Member of the Kwara State House of Assembly from Offa Local Government
- Incumbent
- Assumed office 18 March 2023
- Constituency: Essa/Shawo/Igboidun

Personal details
- Born: 13 June 1977 (age 49) Offa,Offa Local Government Kwara State Nigeria
- Party: All Progressive Congress
- Education: Kwara State Polytechnic
- Alma mater: Kwara State Polytechnic;
- Occupation: Politician; Project Manager; Mechanical Engineer;

= Yusuf Abdulwaheed Gbenga =

Nigerian politician (born 1982)

Yusuf Abdulwaheed Gbenga is a Nigerian mechanical engineer and politician representing the Essa/Shawo Igboidun constituency, Offa local government area in the 9th and 10th kwara State House of Assembly.

== Early life and education ==
Yusuf was born on 13 June 1982 in Offa, Offa Local Government area of Kwara State Nigeria.
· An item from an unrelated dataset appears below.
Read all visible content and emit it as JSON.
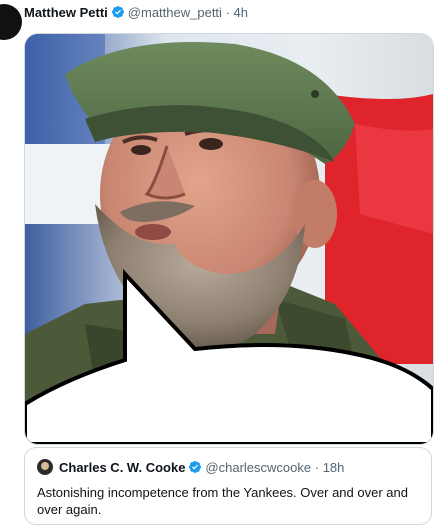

He studied Mechanical Engineering Technology (Automotive) at Kwara State Polytechnic where he earned his Higher National Diploma in 2005.

== Career ==
Yusuf is a certified mechanical engineer and transitioned into politics after serving under the Kwara State Ministry of Works and the Kwara State House of Assembly from 2010 to 2018. He contested and won the ticket to represent Essa/Shawo/Igboidun constituency in the Kwara State House of Assembly under the All Progressive Congress in 2019 and won his re-election bid during the 2023 general election.